Günlük hayatın gerilimlerinden düşlere binip uzaklaşmak; durgun bir denizin üzerinde, sen yaklaştıkça o uzaklaşan bir ufka doğru bir yelkenlinin burnunda süzülmek; dalgalara dalıp gitmek, tekdüze yumuşak mırıltılarını dinlemek; düşlerle bilinçsizliğe kaymak...
Her kim, zamanda ya da mekânda, sonsuzluğa dalar, hiç durmaksızın dalar giderse, mutlaka sabit noktalara, nişan-taşlarına ihtiyaç duyar, çünkü aksi taktirde hareketliliği hareketsizlikten ayırdedilemez olacaktır. Yanından ok gibi hızla geçtiği yıldızlar, geride bıraktığı mesafeyi ölçebileceği işaret ateşleri olmalıdır.

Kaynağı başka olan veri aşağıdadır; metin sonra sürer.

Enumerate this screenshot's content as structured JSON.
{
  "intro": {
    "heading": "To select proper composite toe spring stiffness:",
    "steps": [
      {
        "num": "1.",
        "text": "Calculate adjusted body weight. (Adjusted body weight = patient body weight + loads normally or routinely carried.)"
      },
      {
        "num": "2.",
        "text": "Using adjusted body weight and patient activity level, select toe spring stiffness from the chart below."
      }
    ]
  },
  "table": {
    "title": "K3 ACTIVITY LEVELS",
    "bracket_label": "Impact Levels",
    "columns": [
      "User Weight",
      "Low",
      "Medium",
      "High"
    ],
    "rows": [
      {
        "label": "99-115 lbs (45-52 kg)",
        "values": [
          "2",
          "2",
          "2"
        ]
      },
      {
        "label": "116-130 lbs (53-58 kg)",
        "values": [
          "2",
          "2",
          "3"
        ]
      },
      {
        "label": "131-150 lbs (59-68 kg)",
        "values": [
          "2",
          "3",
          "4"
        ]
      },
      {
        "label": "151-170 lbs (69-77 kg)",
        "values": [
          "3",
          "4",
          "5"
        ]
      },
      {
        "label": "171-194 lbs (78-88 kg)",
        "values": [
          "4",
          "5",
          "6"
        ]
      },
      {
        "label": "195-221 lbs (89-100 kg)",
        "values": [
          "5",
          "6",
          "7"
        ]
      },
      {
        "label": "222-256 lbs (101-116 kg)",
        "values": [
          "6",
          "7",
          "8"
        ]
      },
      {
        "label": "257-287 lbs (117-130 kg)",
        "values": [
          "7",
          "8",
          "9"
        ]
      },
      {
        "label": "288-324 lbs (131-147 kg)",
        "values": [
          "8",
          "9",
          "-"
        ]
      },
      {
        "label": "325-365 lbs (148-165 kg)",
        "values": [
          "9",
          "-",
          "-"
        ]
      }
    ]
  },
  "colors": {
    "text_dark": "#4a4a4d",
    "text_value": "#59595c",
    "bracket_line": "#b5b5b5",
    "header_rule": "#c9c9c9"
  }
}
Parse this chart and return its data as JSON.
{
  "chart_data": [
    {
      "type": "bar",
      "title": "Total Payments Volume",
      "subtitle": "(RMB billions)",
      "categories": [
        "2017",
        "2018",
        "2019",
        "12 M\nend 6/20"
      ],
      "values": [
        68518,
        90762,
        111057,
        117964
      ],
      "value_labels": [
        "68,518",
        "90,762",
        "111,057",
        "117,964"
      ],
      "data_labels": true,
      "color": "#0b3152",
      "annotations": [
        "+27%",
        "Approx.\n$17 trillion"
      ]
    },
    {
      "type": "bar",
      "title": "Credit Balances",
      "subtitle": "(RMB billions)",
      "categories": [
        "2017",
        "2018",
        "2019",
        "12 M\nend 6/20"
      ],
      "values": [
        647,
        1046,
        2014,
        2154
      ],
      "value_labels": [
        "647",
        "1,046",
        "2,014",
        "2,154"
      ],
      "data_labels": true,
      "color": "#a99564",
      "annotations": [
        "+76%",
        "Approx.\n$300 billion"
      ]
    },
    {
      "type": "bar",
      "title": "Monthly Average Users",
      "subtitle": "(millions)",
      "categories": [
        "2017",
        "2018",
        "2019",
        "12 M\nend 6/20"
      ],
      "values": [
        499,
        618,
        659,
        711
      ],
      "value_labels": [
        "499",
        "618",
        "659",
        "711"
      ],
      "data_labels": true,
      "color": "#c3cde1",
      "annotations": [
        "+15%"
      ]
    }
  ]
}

Sonsuzluğa dalan kişi, evrenini belli uzunlukta mesafelere, sonsuz diziler halinde tekrar tekrar beliren bölümlere ayırmak zorundadır. Bir bölümle öteki arasındaki sınır çizgisini her aştığında, saatinin tiktağını duyar. Her kim iki boyutlu bir yüzeyde bir evren yaratmak isterse (kendini aldatıyordur, çünkü üç boyutlu dünyamız, iki boyutlu bir gerçekliğe izin vermez), yarattığı şeyin üzerinde çalıştığı sırada zamanın geçtiğini farkeder. Ama işini bitirip de yaptığına bakacak olursa, karşısında statik ve zamanı olmayan bir şey görür; yaptığı resimde saat tiktakları yoktur, sadece düz, hareketsiz bir yüzey vardır.